ABD’nin Minnesota eyaletinin Minneapolis kentinde bulunan Orfield Laboratuvarı “Dünyanın en sessiz odası” veya “Yankısız oda” olarak adlandırılan oda o kadar sessiz ki içine giren insanlar damarlarında akan kanın sesini duyabiliyor.
İlk kurulduğu dönemde, işitme cihazlarının testlerini yapma amacıyla inşaa edilen bu odaya dünyanın dört bir yanından birçok kuruluş çeşitli testler yapıyor.
Bu odanın bu kadar sessiz olmasının sırrı, ses dalgalarının yansımıyor olması. Ses kaynaklarından çıkan tüm ses dalgaları yankı yapmadan odada bulunan özel yalıtım malzemeleri sayesinde emilerek sönümleniyor.
Kalın cam elyafları, iki kat yalıtılmış çelik duvarlar ve 30 santim kalınlığında betonla çevrelenmiş oda, sahip olduğu %99.99 oranında ses geçirmezliği özelliği ile Guinnes Rekorlar Kitabı’na da geçmiş.

Yankısız odaya adım atanlar ilk olarak bir şok yaşıyor, daha sonra halisülasyonlar görmeye başlıyor. İnsan kulağının işitebileceği en düşük ses 0 desibelken bu oda -9 desibelde bir sessizliğe sahip. -9 desibel ise çıldırtan sessizlik anlamına geliyor.

Sessiz bir ortamda insanın kulakları ortama uyum sağlar ve ortam sessizleştikçe kişi, kalp atışını, damarlarında gezen kanı, akciğer ve midesinden gelen sesleri duymaya başlıyor. Hatta kulaklarınızın içerisindeki kemiklerin kendi doğalarından ötürü çıkardıkları sesleri de bu oda içerisinde net bir şekilde duyabiliniyor.
Sessizliğin bir noktadan sonra beynin çelişkili sinyaller üretmesine ve halüsinasyonlar görmeye başlamasına neden olduğu tespit edilmiş. NASA astronotlarına uygulanan halüsinasyon testleri de burada gerçekleştiriliyor.
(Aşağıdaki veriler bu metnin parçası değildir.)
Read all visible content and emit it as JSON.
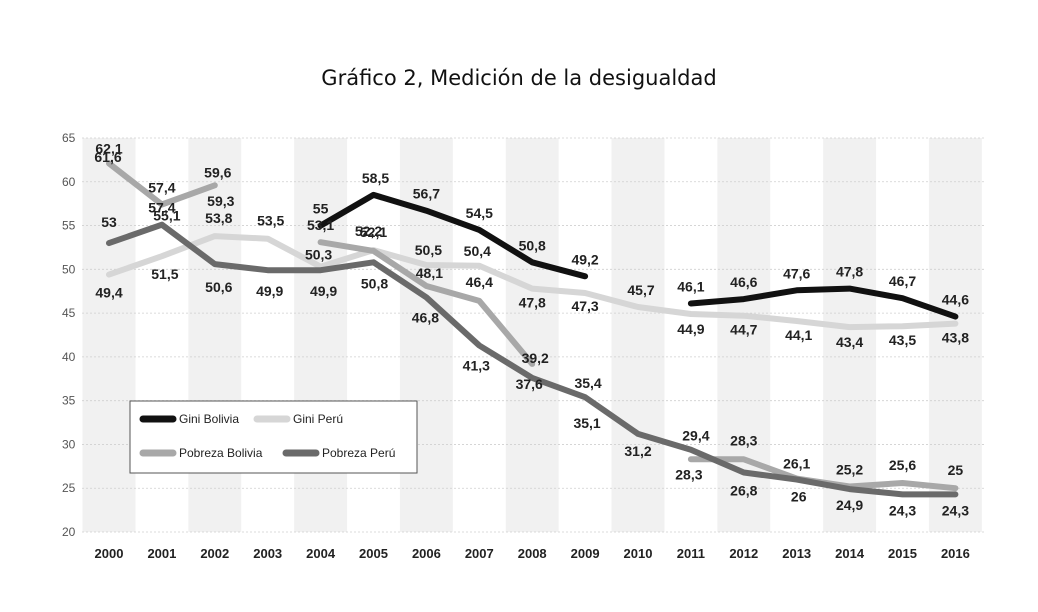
{
  "chart_data": {
    "type": "line",
    "title": "Gráfico 2, Medición de la desigualdad",
    "x": [
      "2000",
      "2001",
      "2002",
      "2003",
      "2004",
      "2005",
      "2006",
      "2007",
      "2008",
      "2009",
      "2010",
      "2011",
      "2012",
      "2013",
      "2014",
      "2015",
      "2016"
    ],
    "y_ticks": [
      "20",
      "25",
      "30",
      "35",
      "40",
      "45",
      "50",
      "55",
      "60",
      "65"
    ],
    "ylim": [
      20,
      65
    ],
    "grid": "alternating vertical bands",
    "legend_position": "lower-left",
    "series": [
      {
        "name": "Gini Bolivia",
        "color": "#111111",
        "values": [
          null,
          null,
          null,
          null,
          55,
          58.5,
          56.7,
          54.5,
          50.8,
          49.2,
          null,
          46.1,
          46.6,
          47.6,
          47.8,
          46.7,
          44.6
        ],
        "labels": [
          null,
          null,
          null,
          null,
          "55",
          "58,5",
          "56,7",
          "54,5",
          "50,8",
          "49,2",
          null,
          "46,1",
          "46,6",
          "47,6",
          "47,8",
          "46,7",
          "44,6"
        ]
      },
      {
        "name": "Gini Perú",
        "color": "#d6d6d6",
        "values": [
          49.4,
          51.5,
          53.8,
          53.5,
          50.3,
          52.2,
          50.5,
          50.4,
          47.8,
          47.3,
          45.7,
          44.9,
          44.7,
          44.1,
          43.4,
          43.5,
          43.8
        ],
        "labels": [
          "49,4",
          "51,5",
          "53,8",
          "53,5",
          "50,3",
          "52,2",
          "50,5",
          "50,4",
          "47,8",
          "47,3",
          "45,7",
          "44,9",
          "44,7",
          "44,1",
          "43,4",
          "43,5",
          "43,8"
        ]
      },
      {
        "name": "Pobreza Bolivia",
        "color": "#a8a8a8",
        "values": [
          62.1,
          57.4,
          59.6,
          null,
          53.1,
          52.1,
          48.1,
          46.4,
          39.2,
          null,
          null,
          28.3,
          28.3,
          26.1,
          25.2,
          25.6,
          25
        ],
        "labels": [
          "62,1",
          "57,4",
          "59,6",
          null,
          "53,1",
          "52,1",
          "48,1",
          "46,4",
          "39,2",
          null,
          null,
          "28,3",
          "28,3",
          "26,1",
          "25,2",
          "25,6",
          "25"
        ]
      },
      {
        "name": "Pobreza Perú",
        "color": "#6a6a6a",
        "values": [
          53,
          55.1,
          50.6,
          49.9,
          49.9,
          50.8,
          46.8,
          41.3,
          37.6,
          35.4,
          31.2,
          29.4,
          26.8,
          26,
          24.9,
          24.3,
          24.3
        ],
        "labels": [
          "53",
          "55,1",
          "50,6",
          "49,9",
          "49,9",
          "50,8",
          "46,8",
          "41,3",
          "37,6",
          "35,4",
          "31,2",
          "29,4",
          "26,8",
          "26",
          "24,9",
          "24,3",
          "24,3"
        ]
      }
    ],
    "extra_labels": [
      {
        "year": "2000",
        "value": 61.6,
        "text": "61,6"
      },
      {
        "year": "2001",
        "value": 57.4,
        "text": "57,4"
      },
      {
        "year": "2002",
        "value": 59.3,
        "text": "59,3"
      },
      {
        "year": "2009",
        "value": 35.1,
        "text": "35,1"
      }
    ]
  }
}
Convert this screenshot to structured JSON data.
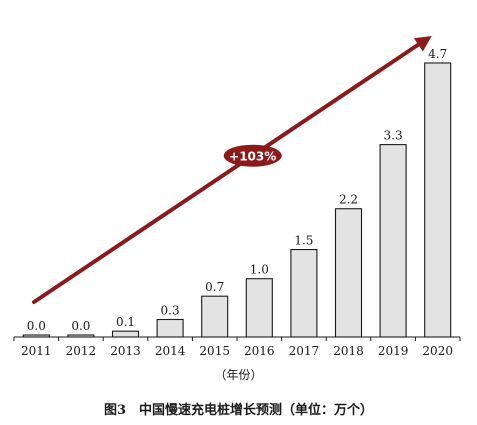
{
  "chart_data": {
    "type": "bar",
    "categories": [
      "2011",
      "2012",
      "2013",
      "2014",
      "2015",
      "2016",
      "2017",
      "2018",
      "2019",
      "2020"
    ],
    "values": [
      0.0,
      0.0,
      0.1,
      0.3,
      0.7,
      1.0,
      1.5,
      2.2,
      3.3,
      4.7
    ],
    "value_labels": [
      "0.0",
      "0.0",
      "0.1",
      "0.3",
      "0.7",
      "1.0",
      "1.5",
      "2.2",
      "3.3",
      "4.7"
    ],
    "xlabel": "（年份）",
    "ylabel": "",
    "ylim": [
      0,
      5.3
    ],
    "grid": false,
    "annotation": {
      "text": "+103%",
      "type": "trend-arrow"
    },
    "caption": "图3　中国慢速充电桩增长预测（单位：万个）",
    "colors": {
      "bar_fill": "#e3e3e3",
      "bar_stroke": "#1a1a1a",
      "arrow": "#8b1a1a"
    }
  }
}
Girenlerin birkaç dakika dayanabildiği, insan vücudu ve beyninin sınırlarını zorlaya bu sessiz odada 45 dakikadan fazla kalmayı başaran tek kişi ise Derek Muller isimli gazeteci. Denge kurmayı sağlayan algılar zorlaştığı için Muller, odada kaldığı sürenin çoğunu oturarak geçirmiş.